Had the Coen brothers or Quentin Tarantino directed "Pain & Gain," we would have been treated to a wildly violent, acidically comic deconstruction of the American dream as interpreted by three weightlifters who stretch every muscle in their bodies but the ones in their heads.

"Pain & Gain" comes to us through Michael Bay, the popular filmmaker behind the noisy, crashy, bashy "Transformers" box office juggernauts.

As a fact-based, black comedy of errors, "Pain & Gain" could have been a stylistic game-changer for the bombastic Bay, but he fails to rise to the challenges of a more nuanced screenplay from Christopher Markus and Stephen McFeely of "The Chronicles of Narnia" fame.

"Pain & Gain" screams out for a darkly comical touch, just to keep us from becoming horrified by the bodybuilders' escalating, desperate acts.

Bay's sledgehammered direction makes the violence blunt, brutal and ugly and he kills whatever mild empathy we might have mustered for these three judgment-impaired guys.

Instead of adapting his action-movie mentality to the needs of this story, Bay shoves "Pain & Gain" full of his tried-and-true action clichés.
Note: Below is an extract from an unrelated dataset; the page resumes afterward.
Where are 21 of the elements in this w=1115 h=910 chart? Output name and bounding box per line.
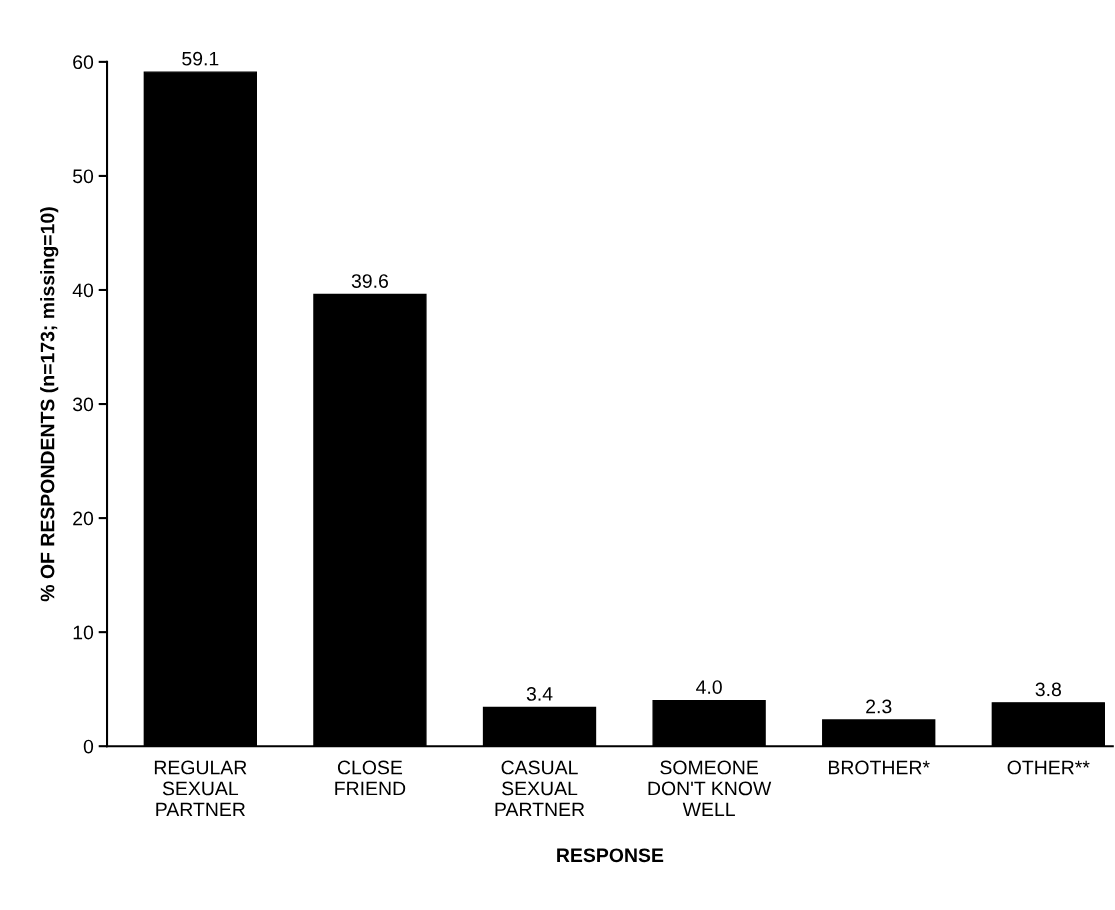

"Unfortunately, this is a true story" the movie's subtitles tell us (and later remind us when events careen so far into excess stupidity that they couldn't possibly have happened. Yet, they did.)

Daniel Lugo (Mark Wahlberg), an enthusiastic, goal-driven trainer at Miami's Sun Gym during the early 1990s, believes that being fit isn't just a lifestyle choice; it's a patriotic duty.

He strives to be a "doer," not a "don'ter" in the parlance of Ken Jeong's motivational speaker, who pops up from time to time to spur Lugo on to caustic grate-ness.

Wanting the American dream and resenting those who possess it, Lugo plots to kidnap one of his gym clients, the fabulously wealthy Victor Kershaw (Tony Shalhoub), and force him to fork over his assets to Lugo and his henchmen, fellow bodybuilders even dumber than he is.

Ex-con and newly sober Paul Doyle (Dwayne Johnson) has just been sprung from the big house. He loves Jesus and sobriety and pumping iron.

Gym denizen Adrian Doorbal (Anthony Mackie) has been shooting steroids so long that his libido has left the building. He loves a nurse (Rebel Wilson, supplying needed character humor) who has injections that make magic happen.

But just for him, not for the rest of Bay's "Pain & Gain."

Lugo, Doyle and Doorbal evolve into the Three Stooges as they carry out with monumental incompetence their scheme to abduct and torture Kershaw, who proves too tough to crack under pain.

Finally, the three decide to bump off the witness, so they set him on fire and run over his head with an SUV. And he just won't die.

Things become even more ridiculous. The Dade County police fail to pick up on screaming clues (a prominent citizen vanishes and three bodybuilders move into his gated community and nobody's suspicious?) and never investigate leads.

With the cops enabling them, the muscle-bound trio become brasher, bolder and stupider, daring to con a local porn czar (Michael Rispoli) and suddenly being confronted with accidentally dead bodies to dispose of.

(Time for a trip to Home Depot for chain saws, cleansers and plastic drop cloths! This visit screams out for some Coen-esque humor.)

Ed Harris brings gravitas to his role as the retired cop who finally puts the pieces together. But it's not enough.

Buffed and rebuffed Walberg, perfectly cast as a none-too-bright "doer," sustains his charm only so long before succumbing to Bay's skill for shrill overkill.